750 mil cearenses estão sem acesso a serviços bancários após explosões de agências em assaltos

Após o ataque à agência do Banco do Brasil, em Farias Brito, no Cariri, na quinta-feira (13), os moradores sentem na pele o drama de não terem mais agência bancária. Com isso, eles precisam se deslocar a outras cidades para realizar transações bancárias. Somente em 2018, 30 instituições financeiras foram atacadas no Ceará, informa a Jangadeiro FM.

O prédio que ficou totalmente destruído com o impacto das explosões era a única agência do Banco do Brasil em Farias Brito. De acordo com a polícia, cerca de 15 homens fortemente armados com fuzis e escopetas sitiaram a cidade, na madrugada desta quinta-feira, para roubar o dinheiro e destruir o banco. A quadrilha fugiu e até o momento não foi presa, segundo a secretaria da segurança do Ceará.

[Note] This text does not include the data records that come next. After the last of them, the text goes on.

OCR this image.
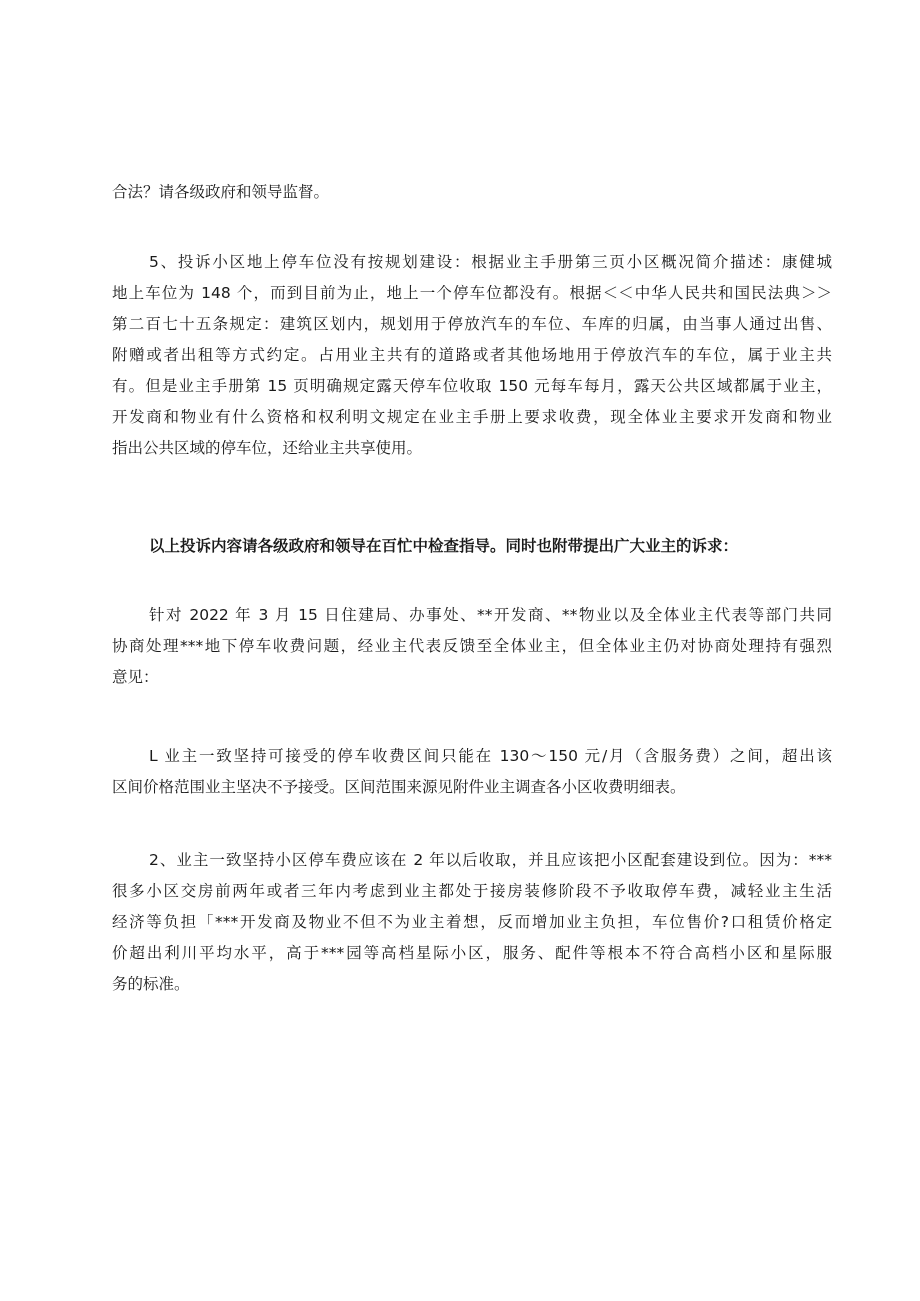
合法？请各级政府和领导监督。
5、投诉小区地上停车位没有按规划建设：根据业主手册第三页小区概况简介描述：康健城
地上车位为 148 个，而到目前为止，地上一个停车位都没有。根据＜＜中华人民共和国民法典＞＞
第二百七十五条规定：建筑区划内，规划用于停放汽车的车位、车库的归属，由当事人通过出售、
附赠或者出租等方式约定。占用业主共有的道路或者其他场地用于停放汽车的车位，属于业主共
有。但是业主手册第 15 页明确规定露天停车位收取 150 元每车每月，露天公共区域都属于业主，
开发商和物业有什么资格和权利明文规定在业主手册上要求收费，现全体业主要求开发商和物业
指出公共区域的停车位，还给业主共享使用。
以上投诉内容请各级政府和领导在百忙中检查指导。同时也附带提出广大业主的诉求：
针对 2022 年 3 月 15 日住建局、办事处、**开发商、**物业以及全体业主代表等部门共同
协商处理***地下停车收费问题，经业主代表反馈至全体业主，但全体业主仍对协商处理持有强烈
意见：
L 业主一致坚持可接受的停车收费区间只能在 130～150 元/月（含服务费）之间，超出该
区间价格范围业主坚决不予接受。区间范围来源见附件业主调查各小区收费明细表。
2、业主一致坚持小区停车费应该在 2 年以后收取，并且应该把小区配套建设到位。因为：***
很多小区交房前两年或者三年内考虑到业主都处于接房装修阶段不予收取停车费，减轻业主生活
经济等负担「***开发商及物业不但不为业主着想，反而增加业主负担，车位售价?口租赁价格定
价超出利川平均水平，高于***园等高档星际小区，服务、配件等根本不符合高档小区和星际服
务的标准。
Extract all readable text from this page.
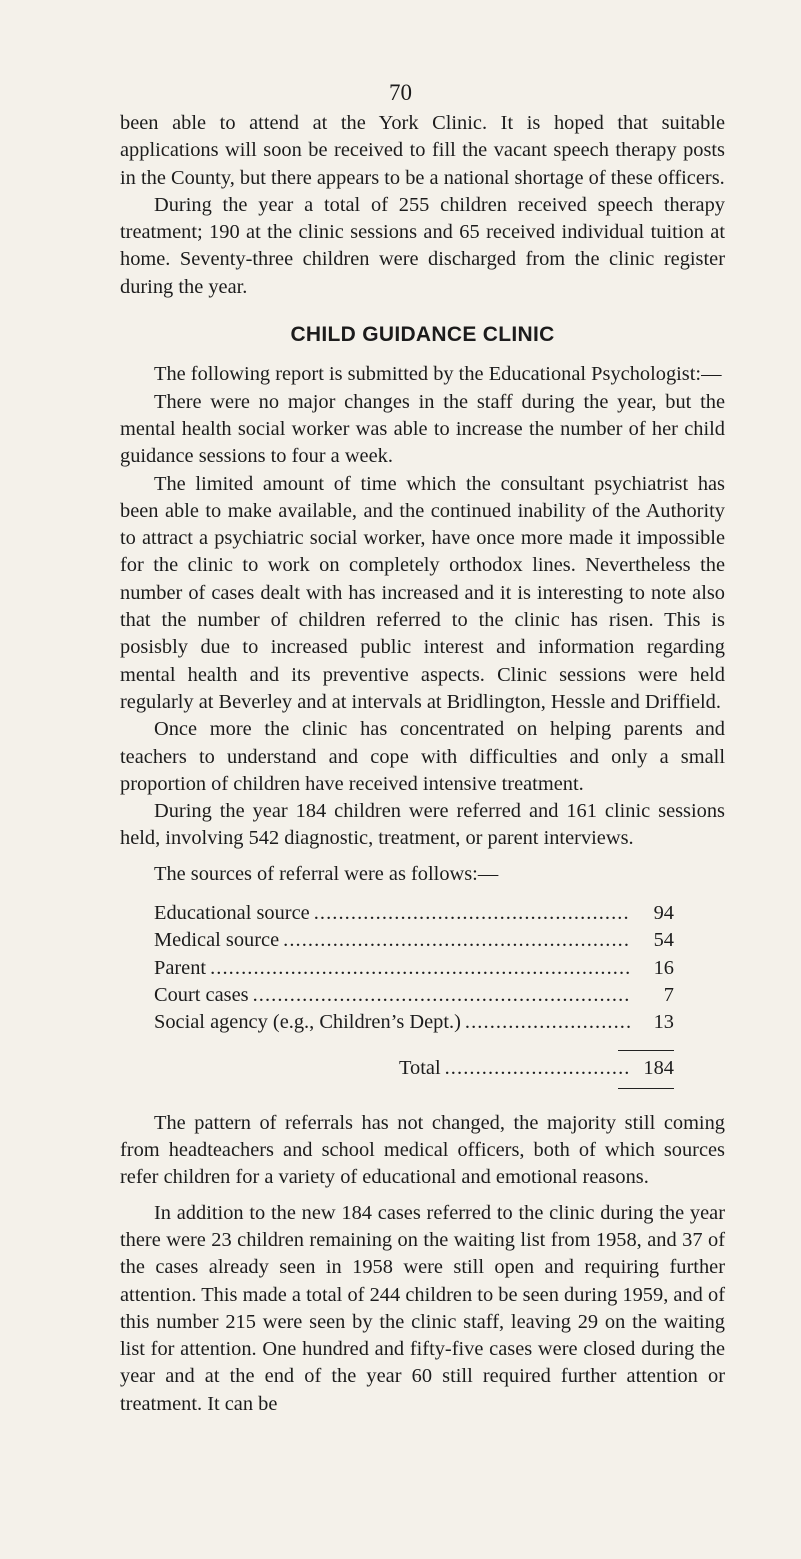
70

been able to attend at the York Clinic. It is hoped that suitable applications will soon be received to fill the vacant speech therapy posts in the County, but there appears to be a national shortage of these officers.

During the year a total of 255 children received speech therapy treatment; 190 at the clinic sessions and 65 received individual tuition at home. Seventy-three children were discharged from the clinic register during the year.

CHILD GUIDANCE CLINIC

The following report is submitted by the Educational Psychologist:—

There were no major changes in the staff during the year, but the mental health social worker was able to increase the number of her child guidance sessions to four a week.

The limited amount of time which the consultant psychiatrist has been able to make available, and the continued inability of the Authority to attract a psychiatric social worker, have once more made it impossible for the clinic to work on completely orthodox lines. Nevertheless the number of cases dealt with has increased and it is interesting to note also that the number of children referred to the clinic has risen. This is posisbly due to increased public interest and information regarding mental health and its preventive aspects. Clinic sessions were held regularly at Beverley and at intervals at Bridlington, Hessle and Driffield.

Once more the clinic has concentrated on helping parents and teachers to understand and cope with difficulties and only a small proportion of children have received intensive treatment.

During the year 184 children were referred and 161 clinic sessions held, involving 542 diagnostic, treatment, or parent interviews.

The sources of referral were as follows:—

Educational source . . .	94
Medical source . . .	54
Parent . . .	16
Court cases . . .	7
Social agency (e.g., Children’s Dept.) . . .	13
Total . . .	184

The pattern of referrals has not changed, the majority still coming from headteachers and school medical officers, both of which sources refer children for a variety of educational and emotional reasons.

In addition to the new 184 cases referred to the clinic during the year there were 23 children remaining on the waiting list from 1958, and 37 of the cases already seen in 1958 were still open and requiring further attention. This made a total of 244 children to be seen during 1959, and of this number 215 were seen by the clinic staff, leaving 29 on the waiting list for attention. One hundred and fifty-five cases were closed during the year and at the end of the year 60 still required further attention or treatment. It can be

Dor de cabeça para os clientes da agência, que agora têm que viajar para outras cidades, como Várzea Alegre e Crato, a mais de 450 km de distância, gastando dinheiro que, muitas vezes, não têm no bolso.

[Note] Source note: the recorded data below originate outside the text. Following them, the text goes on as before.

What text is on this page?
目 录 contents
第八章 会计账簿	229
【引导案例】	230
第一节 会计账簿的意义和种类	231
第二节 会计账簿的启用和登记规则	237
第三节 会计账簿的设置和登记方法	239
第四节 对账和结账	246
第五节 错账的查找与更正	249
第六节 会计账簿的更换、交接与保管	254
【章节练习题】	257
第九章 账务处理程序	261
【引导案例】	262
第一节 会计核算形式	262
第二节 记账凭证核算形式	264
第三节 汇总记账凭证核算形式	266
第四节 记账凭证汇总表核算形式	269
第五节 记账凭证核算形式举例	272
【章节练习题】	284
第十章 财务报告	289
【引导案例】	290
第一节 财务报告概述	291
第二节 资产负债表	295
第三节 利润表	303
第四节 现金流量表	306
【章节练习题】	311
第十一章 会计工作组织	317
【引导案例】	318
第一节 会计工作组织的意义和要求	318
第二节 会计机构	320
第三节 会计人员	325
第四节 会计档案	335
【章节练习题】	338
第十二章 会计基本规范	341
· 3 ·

“Não tô podendo sacar, depositar, fazer nada. A cidade morreu, a gente vai pra Várzea Alegre. De certa forma, a população fica prejudicada, né? Porque a gente fica sem ter como fazer a movimentação bancária. Praticamente a cidade tá sem movimentação financeira”, disse uma moradora.

38 municípios cearenses estão com dificuldades no atendimento bancário, prejudicando cerca 750 mil cearenses, segundo o Sindicato dos Bancários. Conforme o presidente da instituição, Bosco Mota, para evitar novos ataques alguns bancos funcionam sem dinheiro nos cofres.

Em média, 200 bancários estão sem lugar fixo para trabalhar, segundo o sindicato dos bancários do Ceará. Das agências atacadas este ano, 11 são do Banco do Brasil e 15 do Bradesco.“A gente fica com as mãos amarradas. Em Madalena e Assaré estão sendo reconstruídas e vão funcionar sem dinheiro. Tá funcionando só com o dinheiro que os comerciantes depositam. Eles botam na máquina e vão pagando as pessoas. Algumas cidades, se botar o dinheiro, no outro dia é explodido de novo”, contou Bosco Mota.